Seorang ekonom senior, Faisal Basri, pernah bikin anekdot. Faktor keberhasilan pertumbuhan ekonomi suatu negara bisa disebabkan dua hal: sebab kebijakan yang bagus (good policy) atau keberuntungan yang lagi baik (good luck).
Semua jenis organisasi termasuk negara, idealnya dijalankan dengan kebijakan yang oke. Kebijakan yang unggul menurut Riant Nugroho (2017; 841), yaitu: cerdas, bijaksana dan memberikan harapan.
Namun, dalam kondisi riil, begitu banyak organisasi dikelola dengan kebijakan yang disusun asal-asalan, didasarkan pada analogi-analogi, informasi yang tidak bisa dipertanggungjawabkan atau bahkan berdasar intuisi. Sudah dibuat dengan asal, dilaksanakan dengan lebih gak masuk akal.

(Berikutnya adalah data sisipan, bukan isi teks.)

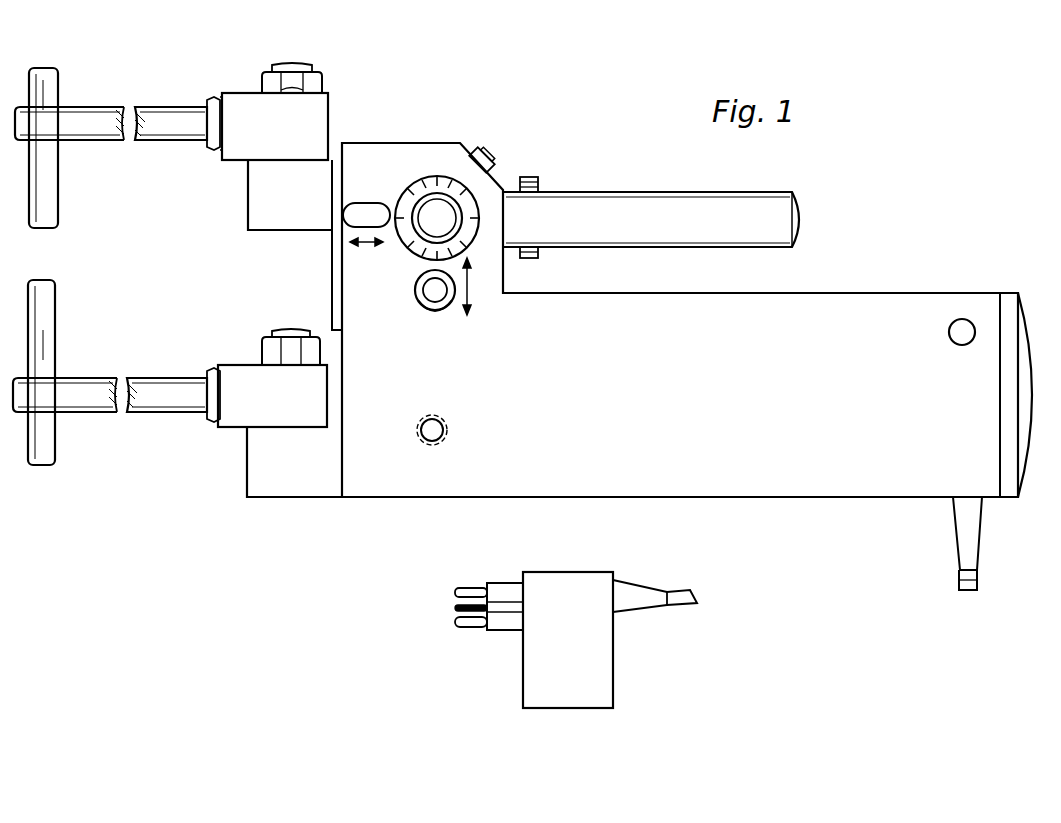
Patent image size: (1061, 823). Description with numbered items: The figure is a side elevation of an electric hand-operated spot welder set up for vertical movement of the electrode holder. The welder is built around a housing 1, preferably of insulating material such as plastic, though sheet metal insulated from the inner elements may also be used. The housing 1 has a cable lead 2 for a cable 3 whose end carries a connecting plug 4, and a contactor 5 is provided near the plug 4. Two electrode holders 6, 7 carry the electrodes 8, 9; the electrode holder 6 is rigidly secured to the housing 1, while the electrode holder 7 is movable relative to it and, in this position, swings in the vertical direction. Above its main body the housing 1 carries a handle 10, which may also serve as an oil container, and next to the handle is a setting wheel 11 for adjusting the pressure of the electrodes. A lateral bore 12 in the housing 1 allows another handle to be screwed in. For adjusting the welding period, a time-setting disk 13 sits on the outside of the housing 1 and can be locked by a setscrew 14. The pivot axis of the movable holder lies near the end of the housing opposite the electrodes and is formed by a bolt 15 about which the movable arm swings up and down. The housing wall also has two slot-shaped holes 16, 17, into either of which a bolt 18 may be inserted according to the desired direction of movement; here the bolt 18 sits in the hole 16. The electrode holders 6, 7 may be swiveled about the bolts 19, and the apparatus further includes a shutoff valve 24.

Pada kajian kebijakan publik di buku Nugroho tsb, ada anekdot juga bilang: Tidak ada negara yang gagal, yang ada adalah kegagalan kebijakan publik.
Baca juga: Kuliah bisnis digital terbaik di Solo Raya
Kebijakan yang harusnya jadi solusi seringkali justru menjadi masalah. Yang harusnya bertugas “carrying capacity” justru jadi “obstacle” yang membuat kapasitas dari sumberdaya yang dikelola organisasi tidak dapat dioptimalkan. Bahkan menjadi beban dan ‘kutukan’ bagi organisasi.
Dalam situasi sejenis ini, satu-satunya yang bisa diharapkan untuk berhasil adalah faktor keberuntungan (luck) tadi. Keberuntungan jelas ada dan begitu dekat dengan kita. Tapi ia muncul dari proses yang tidak bisa ditebak, untung-untungan, spekulatif.
Faisal Basri menganalisa ada periode-periode tertentu dimana ekonomi nasional tumbuh, bukan hasil dari kebijakan yang oke tapi sebab tiba-tiba ada kejadian internal maupun eksternal yang ibarat “durian runtuh”.
Tapi sialnya, banyak dari kita alih-alih menyusun kebijakan yang rasional, terukur, cerdas, memberi harapan namun malah menjebak diri berpacu adrenalin menyelam dalam ketidakpastian, berharap terus dapat keberuntungan (luck).